Cathie Wood: Bitcoin’s scarcity could make it a global monetary system, not stablecoins

ARK Invest CEO Cathie Wood said Bitcoin could become a future global monetary system as adoption increases. She highlighted Bitcoin’s fixed supply cap of 21 million BTC as “absolute scarcity”, arguing it can sustain long-term demand and help it act as a store of value amid economic uncertainty. Wood also linked potential wider Bitcoin use to stress in traditional finance and continued geopolitical volatility. In her view, stablecoins—particularly USDT—matter for liquidity and day-to-day transfers, but they rely on centralized issuers and regulation, unlike Bitcoin’s protocol-level independence. She added that ARK Invest did not expect tokens such as USDT to “usurp” Bitcoin’s role. Comparing Bitcoin with gold, Wood argued gold supply can expand when prices rise, while Bitcoin supply remains fixed regardless of demand. For traders, the key takeaway is a narrative shift toward Bitcoin as a scarcity-based hedge, even as stablecoins continue to dominate crypto market rails for transactions and settlement.
Bullish
Cathie Wood’s remarks are broadly supportive for Bitcoin because they reinforce a scarcity-based “store of value” narrative tied to its fixed 21 million BTC cap.

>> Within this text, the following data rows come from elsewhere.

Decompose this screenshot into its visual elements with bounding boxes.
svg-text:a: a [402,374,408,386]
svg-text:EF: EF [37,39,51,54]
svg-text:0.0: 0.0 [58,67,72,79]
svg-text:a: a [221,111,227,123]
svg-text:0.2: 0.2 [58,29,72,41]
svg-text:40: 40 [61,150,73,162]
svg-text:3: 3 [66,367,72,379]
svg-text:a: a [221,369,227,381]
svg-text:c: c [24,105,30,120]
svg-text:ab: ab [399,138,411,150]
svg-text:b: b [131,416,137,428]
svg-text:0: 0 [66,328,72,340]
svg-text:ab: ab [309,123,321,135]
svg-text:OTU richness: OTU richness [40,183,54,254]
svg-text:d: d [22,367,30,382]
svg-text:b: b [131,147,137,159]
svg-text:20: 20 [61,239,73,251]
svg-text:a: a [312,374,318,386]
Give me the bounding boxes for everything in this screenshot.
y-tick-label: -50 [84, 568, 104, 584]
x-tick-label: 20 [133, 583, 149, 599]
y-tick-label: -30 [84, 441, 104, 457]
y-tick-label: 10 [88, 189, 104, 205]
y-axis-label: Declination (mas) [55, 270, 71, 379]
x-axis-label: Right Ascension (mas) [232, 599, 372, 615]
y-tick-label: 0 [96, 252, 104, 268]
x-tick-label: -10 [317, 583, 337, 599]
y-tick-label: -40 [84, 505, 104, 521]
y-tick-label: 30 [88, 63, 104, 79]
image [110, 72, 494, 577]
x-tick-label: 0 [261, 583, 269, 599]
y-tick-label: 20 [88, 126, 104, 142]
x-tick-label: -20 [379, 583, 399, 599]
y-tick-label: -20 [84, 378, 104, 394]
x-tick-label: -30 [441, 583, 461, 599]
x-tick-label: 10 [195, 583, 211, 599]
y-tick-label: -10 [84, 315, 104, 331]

In the short term, this can add sentiment tailwinds when markets are sensitive to macro/geopolitical uncertainty, encouraging flows into BTC as a hedge. In the longer term, the argument that Bitcoin’s independence from centralized issuers makes it structurally different from stablecoins can strengthen conviction for sustained allocation. The stablecoin angle is mostly neutral-to-supportive: USDT is framed as liquidity infrastructure, not a threat to BTC’s role. That positioning is unlikely to create immediate downside for Bitcoin, but it suggests traders may continue using stablecoins for tactical liquidity while reserving longer-horizon positioning for BTC.